= Current Gallery =

Artist-run gallery in Baltimore, Maryland, US

Current Gallery and Artist Collective is an artist-run gallery and studio space located at 421 North Howard Street in Baltimore’s Bromo Arts District.

The cooperative was founded with the purpose of creating a venue where contemporary Baltimore artists and musicians can present work “devoid of any pressures to commit to standards set by other more established galleries in the Baltimore area.”

The cooperative hosts visual and performing arts, live music, and artists studio spaces.

== History ==

The gallery began operation in December 2004 after receiving permission from the Baltimore Development Corporation to occupy a formerly condemned building on the corner of South Calvert Street and Water Street in the heart of the Inner Harbor business district.
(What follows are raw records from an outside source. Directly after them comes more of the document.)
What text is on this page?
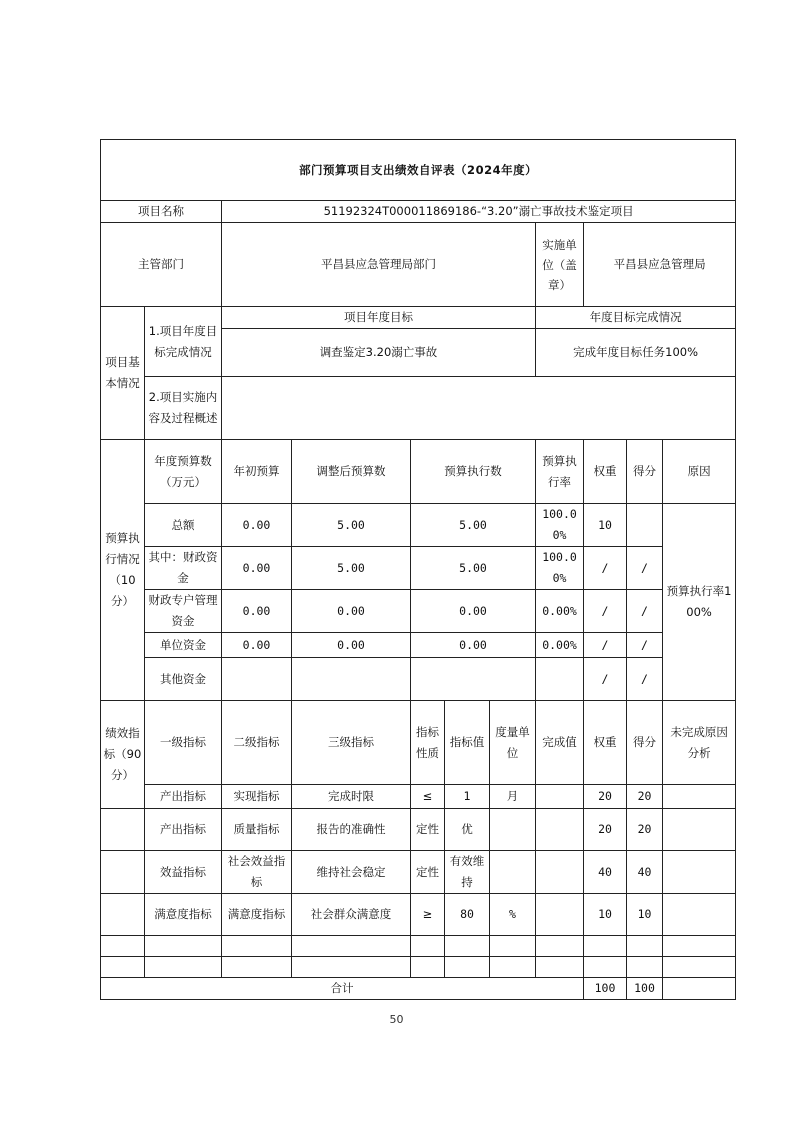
部门预算项目支出绩效自评表（2024年度）										
项目名称		51192324T000011869186-“3.20”溺亡事故技术鉴定项目								
主管部门		平昌县应急管理局部门					实施单位（盖章）	平昌县应急管理局		
项目基本情况	1.项目年度目标完成情况	项目年度目标					年度目标完成情况			
		调查鉴定3.20溺亡事故					完成年度目标任务100%			
	2.项目实施内容及过程概述									
预算执行情况（10分）	年度预算数（万元）	年初预算	调整后预算数	预算执行数			预算执行率	权重	得分	原因
	总额	0.00	5.00	5.00			100.00%	10		预算执行率100%
	其中：财政资金	0.00	5.00	5.00			100.00%	/	/	
	财政专户管理资金	0.00	0.00	0.00			0.00%	/	/	
	单位资金	0.00	0.00	0.00			0.00%	/	/	
	其他资金							/	/	
绩效指标（90分）	一级指标	二级指标	三级指标	指标性质	指标值	度量单位	完成值	权重	得分	未完成原因分析
	产出指标	实现指标	完成时限	≤	1	月		20	20	
	产出指标	质量指标	报告的准确性	定性	优			20	20	
	效益指标	社会效益指标	维持社会稳定	定性	有效维持			40	40	
	满意度指标	满意度指标	社会群众满意度	≥	80	%		10	10	

合计								100	100	
50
The artist cooperative was originally granted use of the space for only six months. After this time the structure was scheduled for demolition. However, as of September 2008 the building has yet to be demolished and the gallery has expanded use of the structure to include artists’ studios.

The gallery was voted the 2006 “Best Art Gallery” in Baltimore by the Baltimore City Paper. It has also served as an exhibition venue for the annual Baltimore Artscape festival. The cooperative has played host to multiple up-and-coming indie rock performers, such as Beach House and Dan Deacon.